The Case for the Digital Rupee

Last year, I wrote that China was creating a digital currency. Should India follow suit and create a digital rupee? What would be the benefits? One of Silicon Valley’s prophets, Balaji Srinivasan, wrote a great blog explaining the reasons.

 

When we hear of a digital rupee, most of us ask what it even means:

“The concept can be confusing for many people; after all, don’t they see a digital balance of rupees in their bank account already? So what would a digital rupee do anyway?”

To answer that, it helps to compare good old physical currency (paper notes and coins) with the digital balance you see when you login to your bank account.

 

You can transfer physical currency to anyone. Whereas you can transfer the digital balance you see on your bank’s website only to others with a bank account.

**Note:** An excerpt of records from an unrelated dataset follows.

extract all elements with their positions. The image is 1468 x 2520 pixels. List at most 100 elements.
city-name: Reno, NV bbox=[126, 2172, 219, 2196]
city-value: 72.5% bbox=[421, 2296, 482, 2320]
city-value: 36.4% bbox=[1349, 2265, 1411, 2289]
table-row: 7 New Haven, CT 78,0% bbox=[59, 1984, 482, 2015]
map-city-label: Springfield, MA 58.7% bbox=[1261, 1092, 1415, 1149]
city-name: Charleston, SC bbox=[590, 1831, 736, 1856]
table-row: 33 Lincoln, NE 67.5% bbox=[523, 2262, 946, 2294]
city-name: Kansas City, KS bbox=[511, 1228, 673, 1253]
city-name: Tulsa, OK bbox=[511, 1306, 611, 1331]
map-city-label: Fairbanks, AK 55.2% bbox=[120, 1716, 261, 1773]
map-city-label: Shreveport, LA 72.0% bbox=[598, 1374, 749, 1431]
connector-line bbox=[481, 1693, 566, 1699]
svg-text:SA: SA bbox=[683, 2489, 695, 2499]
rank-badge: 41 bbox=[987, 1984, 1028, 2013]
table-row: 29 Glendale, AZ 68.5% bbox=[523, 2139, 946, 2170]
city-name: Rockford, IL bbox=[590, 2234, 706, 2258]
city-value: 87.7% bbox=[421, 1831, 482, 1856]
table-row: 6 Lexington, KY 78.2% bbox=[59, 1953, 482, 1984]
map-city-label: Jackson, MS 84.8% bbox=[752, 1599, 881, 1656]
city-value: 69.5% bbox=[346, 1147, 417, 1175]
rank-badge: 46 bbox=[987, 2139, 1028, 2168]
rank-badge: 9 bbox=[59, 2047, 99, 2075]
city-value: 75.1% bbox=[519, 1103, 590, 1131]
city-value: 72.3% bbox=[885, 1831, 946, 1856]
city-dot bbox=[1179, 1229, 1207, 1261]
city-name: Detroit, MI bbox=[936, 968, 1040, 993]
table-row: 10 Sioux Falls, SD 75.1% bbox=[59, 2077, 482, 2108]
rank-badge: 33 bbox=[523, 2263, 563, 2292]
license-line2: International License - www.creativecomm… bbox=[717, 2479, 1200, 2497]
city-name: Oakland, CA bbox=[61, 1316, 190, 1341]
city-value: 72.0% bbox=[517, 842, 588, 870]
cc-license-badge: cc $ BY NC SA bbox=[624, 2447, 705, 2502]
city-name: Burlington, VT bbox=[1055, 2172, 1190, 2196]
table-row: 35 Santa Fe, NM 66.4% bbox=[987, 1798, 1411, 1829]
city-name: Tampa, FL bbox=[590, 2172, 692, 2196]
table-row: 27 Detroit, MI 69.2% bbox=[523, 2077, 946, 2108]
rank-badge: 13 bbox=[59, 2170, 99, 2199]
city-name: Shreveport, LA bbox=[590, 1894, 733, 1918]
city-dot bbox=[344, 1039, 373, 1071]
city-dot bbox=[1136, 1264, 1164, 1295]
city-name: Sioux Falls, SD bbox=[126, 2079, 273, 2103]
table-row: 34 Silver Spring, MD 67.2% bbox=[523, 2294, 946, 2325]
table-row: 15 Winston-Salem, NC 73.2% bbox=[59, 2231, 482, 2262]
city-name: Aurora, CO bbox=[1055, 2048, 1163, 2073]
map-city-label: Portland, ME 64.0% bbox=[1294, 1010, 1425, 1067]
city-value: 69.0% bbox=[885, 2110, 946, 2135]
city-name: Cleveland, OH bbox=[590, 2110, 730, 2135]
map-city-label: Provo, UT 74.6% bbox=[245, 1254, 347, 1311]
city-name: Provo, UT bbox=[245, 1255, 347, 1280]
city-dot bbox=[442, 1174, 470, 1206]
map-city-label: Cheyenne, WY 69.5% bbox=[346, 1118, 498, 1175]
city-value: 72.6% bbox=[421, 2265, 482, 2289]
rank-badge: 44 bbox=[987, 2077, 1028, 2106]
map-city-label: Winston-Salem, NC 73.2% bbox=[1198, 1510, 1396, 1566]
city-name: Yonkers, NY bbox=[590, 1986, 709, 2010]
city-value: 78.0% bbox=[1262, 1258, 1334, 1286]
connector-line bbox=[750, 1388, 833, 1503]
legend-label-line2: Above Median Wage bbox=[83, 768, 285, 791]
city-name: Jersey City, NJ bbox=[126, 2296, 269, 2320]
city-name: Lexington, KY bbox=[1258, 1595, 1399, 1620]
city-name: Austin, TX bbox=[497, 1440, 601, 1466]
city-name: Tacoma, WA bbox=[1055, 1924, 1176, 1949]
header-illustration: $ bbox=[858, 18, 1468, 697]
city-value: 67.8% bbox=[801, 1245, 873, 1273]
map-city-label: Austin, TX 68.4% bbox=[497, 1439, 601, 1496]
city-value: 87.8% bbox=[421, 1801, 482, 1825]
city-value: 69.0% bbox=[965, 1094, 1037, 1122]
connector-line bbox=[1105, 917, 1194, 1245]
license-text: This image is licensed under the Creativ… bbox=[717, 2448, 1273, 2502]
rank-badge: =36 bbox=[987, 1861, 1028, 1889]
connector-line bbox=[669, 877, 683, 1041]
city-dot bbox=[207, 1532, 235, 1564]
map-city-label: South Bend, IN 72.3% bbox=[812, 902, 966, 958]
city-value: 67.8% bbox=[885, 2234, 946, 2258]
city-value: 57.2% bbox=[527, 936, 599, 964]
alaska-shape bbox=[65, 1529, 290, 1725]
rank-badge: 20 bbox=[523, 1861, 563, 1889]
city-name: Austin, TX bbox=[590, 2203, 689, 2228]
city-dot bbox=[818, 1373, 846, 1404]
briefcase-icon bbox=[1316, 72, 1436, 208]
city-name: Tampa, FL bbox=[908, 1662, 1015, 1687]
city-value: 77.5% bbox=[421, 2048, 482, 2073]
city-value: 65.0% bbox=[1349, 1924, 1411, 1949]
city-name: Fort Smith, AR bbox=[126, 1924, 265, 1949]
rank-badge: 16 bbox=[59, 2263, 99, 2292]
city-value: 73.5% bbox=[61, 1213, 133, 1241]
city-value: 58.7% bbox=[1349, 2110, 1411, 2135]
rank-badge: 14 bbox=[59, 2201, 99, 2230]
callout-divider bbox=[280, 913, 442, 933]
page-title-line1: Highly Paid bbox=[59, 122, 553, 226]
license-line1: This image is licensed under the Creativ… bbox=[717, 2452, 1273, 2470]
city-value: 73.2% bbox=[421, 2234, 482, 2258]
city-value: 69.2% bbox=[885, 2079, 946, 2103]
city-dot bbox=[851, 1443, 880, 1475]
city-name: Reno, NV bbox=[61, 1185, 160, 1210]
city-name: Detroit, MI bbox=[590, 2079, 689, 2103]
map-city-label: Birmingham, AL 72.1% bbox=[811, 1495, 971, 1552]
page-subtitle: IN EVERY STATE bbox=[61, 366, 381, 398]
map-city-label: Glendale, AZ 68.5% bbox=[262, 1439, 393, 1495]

But in countries like India, not everyone has a bank account because of (i) Lack of branches and ATM’s in remote areas, and (ii) Minimum balance requirements are too high for many. And so, unlike physical money which can be exchanged with anyone in the country, the money you see when you login to your bank account cannot be exchanged with everyone.

 

Sure, the government has always tried to force banks to operate in remote, rural areas but such coercive measures never work out well, do they? Worse, without a bank account, most people then lose out on access to digital money transfer apps like Google Pay, Phone Pe and Pay TM.

 

All this brings us to the purpose of a digital rupee. It is not money that is held in a bank. Instead, it is a software entry in a government database. Since the money is pure software, nothing physical like a branch or ATM is involved. Which in turn reduces the cost of each such “account” to practically zero, meaning everyone can have an “account” of these digital rupees. The digital rupee would be accessible and transferable via smartphones that are getting ubiquitous, thanks to aggressive moves by companies like Reliance Jio. And if financial transactions increasingly move to the electronic domain, it becomes easier to track the movement of money and progressively, as and when digital money take over, black money becomes that much harder to use.

 

A key point: the proposal is not to replace physical currency with the digital rupee. The digital rupee is in addition to physical currency. This ensures people without smartphones don’t get locked out, and it also ensures money can be used during disasters like earthquakes when phone towers may get knocked out.

 

You might think all of the above reasons and benefits hold for every poor country in Asia, Africa and South America. Does that mean all poor countries should be creating their national digital currencies? They could try, but India has other key ingredients already in place, says Srinivasan. It has a digital ID system called Aadhar, it has the India Stack layer of software deployed nationwide already, it has a “battle tested” mechanism for money transfer – the UPI, major banks already integrated with UPI, and many popular phone apps built on top of UPI (think Google Pay and Phone Pe).

 

Therefore, Srinivasan argues that India is perfectly positioned to create its digital currency in two steps: (1) Create and inject the digital rupee via the UPI layer of India Stack, and (2) Create a digital wallet linked to every Aadhar ID. Voila! The digital rupee would become operational immediately for everyone because all those apps and banks are already integrated with UPI.

 

In fact, for exactly these reasons, the RBI is already exploring the idea of issuing the digital rupee. We are certainly better positioned than everyone else on the planet to take the plunge.

 

Like I keep saying, when it comes to Internet + smartphone based systems, India (and China) are way ahead of the world.